Two Rock Island County school districts are among 77 in the state to be cited for using “exclusionary disciplinary measures” more often than other districts.
The Rock Island-Milan and Silvis districts were included on the Illinois State Board of Education’s list of districts in the top 20% for exclusionary disciplinary measures for three consecutive years — 2016, 2017 and 2018. The term describes when students are pulled out of class or activities as punishment.
Illinois law requires the state board to identify districts that use exclusionary disciplinary measures more often than others do. Districts are required to submit a plan identifying strategies it will use to reduce discipline that is exclusionary or racially disproportionate. Within one year of being cited, districts are required to submit a progress report to the state.
The state looks at three categories:
- Total number of out-of-school suspensions divided by the total district enrollment.
- Total number of out-of-school expulsions divided by the total district enrollment.
- Racial disproportionality, defined as the overrepresentation of students of color or white students who are disciplined in comparison to the total number of students.
In the Rock Island-Milan district's case, the district was cited for ranking in the top 20% for its suspension rate in 2018 and 2017, and for being in the top 20% for its racial disproportionality rate in 2016.
The district’s suspension rate in 2018 was 13.33%, up from 2017 when it was 10.7% and from 2016 when it was 5.12%.
The disproportionality rate for Rock Island-Milan has remained more consistent over this same time period: 2.4% in 2018, 2.7% in 2017, and 2.8% in 2016.
"It’s important to note that in the 2016 year, we were cited for racial disproportionality and have not been cited again. For the 2017 and 2018 school years, we were cited only for out-of-school suspensions. The district has been taking steps to improve in this area," said Alicia Sanders, Rock Island-Milan director of pupil personnel services.
According to Sanders, those steps include adding full-time counselors to each of the nine elementary schools to buildings to enhance the social-emotional learning to all students and staff. The high school has increased its counseling staff to five full-time members. In addition, one full-time counselor was hired at the Thurgood Marshall Learning Center, the district's alternative-placement center.
"Moving forward we are working within our district to aligning our data collection to the measures used at the state level," Sanders said. "We are doing a better job with data fidelity and implementation of consistent practices. This begins with monthly compliance checks."
The citation for the Silvis School District stemmed from ranking in the top 20% for the suspension rate for all three years. The suspension rate reached a high of 20.9% in 2018. It was 16.2% in 2017 and 12.1% in 2016. Over the three-year period, Silvis did not rank in the top 20% for either the expulsion category or the racial disproportionality rate.
The Silvis district’s racial disproportionality rate for all three years remained at about 1%.
Silvis Superintendent Terri VandeWiele said the district has implemented new initiatives and has seen great results.

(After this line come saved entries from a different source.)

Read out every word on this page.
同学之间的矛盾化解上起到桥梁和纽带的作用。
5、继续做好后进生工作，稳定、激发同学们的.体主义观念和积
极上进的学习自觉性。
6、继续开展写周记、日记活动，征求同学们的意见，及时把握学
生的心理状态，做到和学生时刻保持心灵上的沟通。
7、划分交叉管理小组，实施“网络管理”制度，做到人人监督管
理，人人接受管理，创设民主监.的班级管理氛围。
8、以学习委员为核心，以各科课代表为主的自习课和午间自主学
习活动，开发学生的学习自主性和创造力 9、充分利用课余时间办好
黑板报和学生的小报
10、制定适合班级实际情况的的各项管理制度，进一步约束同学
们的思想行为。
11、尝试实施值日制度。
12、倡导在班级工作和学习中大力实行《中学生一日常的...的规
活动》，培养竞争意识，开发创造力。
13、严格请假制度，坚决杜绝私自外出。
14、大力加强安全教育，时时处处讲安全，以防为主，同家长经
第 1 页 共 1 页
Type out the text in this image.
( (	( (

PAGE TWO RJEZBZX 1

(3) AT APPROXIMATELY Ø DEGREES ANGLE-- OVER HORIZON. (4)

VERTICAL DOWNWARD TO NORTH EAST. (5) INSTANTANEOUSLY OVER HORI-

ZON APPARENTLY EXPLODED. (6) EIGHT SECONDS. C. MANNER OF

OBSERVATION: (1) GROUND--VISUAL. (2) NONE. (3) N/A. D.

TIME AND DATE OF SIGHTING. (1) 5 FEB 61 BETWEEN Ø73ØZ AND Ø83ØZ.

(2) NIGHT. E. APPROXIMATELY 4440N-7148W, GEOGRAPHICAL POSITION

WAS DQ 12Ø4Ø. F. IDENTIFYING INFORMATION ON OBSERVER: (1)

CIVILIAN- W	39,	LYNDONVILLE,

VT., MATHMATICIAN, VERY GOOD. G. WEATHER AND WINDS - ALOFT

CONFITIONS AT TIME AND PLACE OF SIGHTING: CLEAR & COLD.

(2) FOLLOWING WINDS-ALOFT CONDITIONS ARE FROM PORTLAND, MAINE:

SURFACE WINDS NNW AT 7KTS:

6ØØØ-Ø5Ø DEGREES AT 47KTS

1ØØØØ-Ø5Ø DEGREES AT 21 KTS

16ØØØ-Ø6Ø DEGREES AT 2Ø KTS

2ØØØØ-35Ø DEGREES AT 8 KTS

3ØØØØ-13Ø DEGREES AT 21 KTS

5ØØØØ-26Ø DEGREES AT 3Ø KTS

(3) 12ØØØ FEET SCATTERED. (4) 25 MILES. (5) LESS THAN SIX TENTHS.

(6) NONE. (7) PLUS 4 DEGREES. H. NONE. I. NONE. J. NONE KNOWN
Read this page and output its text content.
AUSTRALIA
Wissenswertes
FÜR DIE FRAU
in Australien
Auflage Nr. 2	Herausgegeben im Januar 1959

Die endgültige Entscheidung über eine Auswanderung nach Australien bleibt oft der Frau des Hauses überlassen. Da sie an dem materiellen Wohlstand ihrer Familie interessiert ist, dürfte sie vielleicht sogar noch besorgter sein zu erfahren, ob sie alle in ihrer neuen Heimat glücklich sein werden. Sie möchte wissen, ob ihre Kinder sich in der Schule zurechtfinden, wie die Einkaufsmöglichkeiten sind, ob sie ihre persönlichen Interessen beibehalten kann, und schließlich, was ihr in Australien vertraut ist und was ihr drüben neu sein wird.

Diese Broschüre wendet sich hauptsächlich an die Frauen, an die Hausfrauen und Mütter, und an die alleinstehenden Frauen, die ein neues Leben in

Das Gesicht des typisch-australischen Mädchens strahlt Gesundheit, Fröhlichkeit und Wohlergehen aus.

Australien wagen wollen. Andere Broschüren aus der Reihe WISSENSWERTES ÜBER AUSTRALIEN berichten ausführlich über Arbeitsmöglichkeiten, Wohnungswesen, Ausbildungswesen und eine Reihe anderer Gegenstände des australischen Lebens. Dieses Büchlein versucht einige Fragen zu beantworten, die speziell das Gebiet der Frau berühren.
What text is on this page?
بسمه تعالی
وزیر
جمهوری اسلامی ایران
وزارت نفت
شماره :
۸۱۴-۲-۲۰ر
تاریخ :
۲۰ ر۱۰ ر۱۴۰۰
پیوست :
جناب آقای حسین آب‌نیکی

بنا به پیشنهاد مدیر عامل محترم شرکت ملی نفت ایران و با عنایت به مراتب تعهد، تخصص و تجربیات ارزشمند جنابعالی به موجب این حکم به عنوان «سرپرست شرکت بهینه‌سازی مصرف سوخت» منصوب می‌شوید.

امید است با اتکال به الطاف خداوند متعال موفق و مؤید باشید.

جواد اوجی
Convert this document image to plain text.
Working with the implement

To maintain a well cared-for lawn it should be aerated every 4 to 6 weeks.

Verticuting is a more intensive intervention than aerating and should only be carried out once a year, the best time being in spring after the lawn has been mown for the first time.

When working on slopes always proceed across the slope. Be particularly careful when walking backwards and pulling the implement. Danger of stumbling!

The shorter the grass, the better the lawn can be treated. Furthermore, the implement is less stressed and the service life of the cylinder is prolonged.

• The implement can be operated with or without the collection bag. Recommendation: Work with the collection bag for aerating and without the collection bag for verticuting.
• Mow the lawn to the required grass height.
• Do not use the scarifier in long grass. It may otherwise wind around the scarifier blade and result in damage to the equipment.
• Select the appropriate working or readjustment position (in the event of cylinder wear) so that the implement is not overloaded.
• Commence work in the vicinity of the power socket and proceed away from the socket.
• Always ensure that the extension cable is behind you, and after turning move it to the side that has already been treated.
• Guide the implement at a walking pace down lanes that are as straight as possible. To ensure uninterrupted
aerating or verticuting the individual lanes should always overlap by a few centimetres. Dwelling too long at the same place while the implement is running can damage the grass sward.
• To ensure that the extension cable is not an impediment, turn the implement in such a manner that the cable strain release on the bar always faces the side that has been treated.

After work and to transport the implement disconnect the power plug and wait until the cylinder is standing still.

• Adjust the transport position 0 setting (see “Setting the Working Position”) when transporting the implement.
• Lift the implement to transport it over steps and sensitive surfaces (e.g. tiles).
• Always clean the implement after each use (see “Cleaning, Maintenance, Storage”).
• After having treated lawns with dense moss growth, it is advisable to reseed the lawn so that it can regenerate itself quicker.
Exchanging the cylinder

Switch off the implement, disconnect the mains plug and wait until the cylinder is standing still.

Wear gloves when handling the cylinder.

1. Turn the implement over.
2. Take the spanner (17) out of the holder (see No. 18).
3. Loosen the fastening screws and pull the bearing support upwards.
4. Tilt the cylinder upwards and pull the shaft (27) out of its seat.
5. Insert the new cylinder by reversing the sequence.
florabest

“As compared to last year, we’ve seen an 84% decrease in suspensions district-wide,” she said. “And compare that to two years ago, that’s an 86% decrease. We’ve done a lot of positive things to be able to address that and keep kids in school. The big thing is we really need to keep kids in school, rather than sending them home.”
VandeWiele said the district implemented a two-pronged approach, taking different approaches for George O. Barr Elementary and Northeast Junior High.
She said at the elementary level, the district already was working toward implementing PBIS, which stands for positive behavioral interventions and supports. VandeWiele said this was not a direct response to the state, but instead something the district began planning for in the 2017-2018 school year.
Under PBIS, she said, teachers collaborated on clear expectations for students' behavior; they taught the expected behavior at the beginning of the year, and that behavior is reinforced throughout the year.
Also at the grade school, the district has partnered with Bethany for Children and Families to obtain a full-time therapist. The therapist gives extra support to kids who need additional help and aims to address behavioral issues, VandeWiele said.
She said the district also re-evaluated when students really merit a suspension or when staff could take a different approach to keep kids at school.
At the junior high level, VandeWiele said, there was only one out-of-school suspension during the entire past school year. She said the district uses the alternative to suspension program operated by the East Moline School District, which offers choices such as in-school suspensions or after-school study as alternatives to suspending a student. She said the program services multiple local districts to provide alternatives to sending students home.
Overall, VandeWiele said, the district has worked on rethinking how to handle discipline with the goal of keeping kids in school. She said the staff is working on teaching appropriate behaviors to students and working more with families.
She said the district has seen an increase in the number of students exhibiting problematic behaviors in school than has been the case in the past.
“And sometimes it’s because they feel school is a safe place,” she said. “So they’ll act out at school, and it’s more that we want to help.”
VandeWiele said all Illinois schools have had to rethink discipline following the 2015 passage of Senate Bill 100. The law reformed school discipline policies for public and charter schools, including eliminating zero-tolerance discipline policies and restricting the use of disciplinary consequences.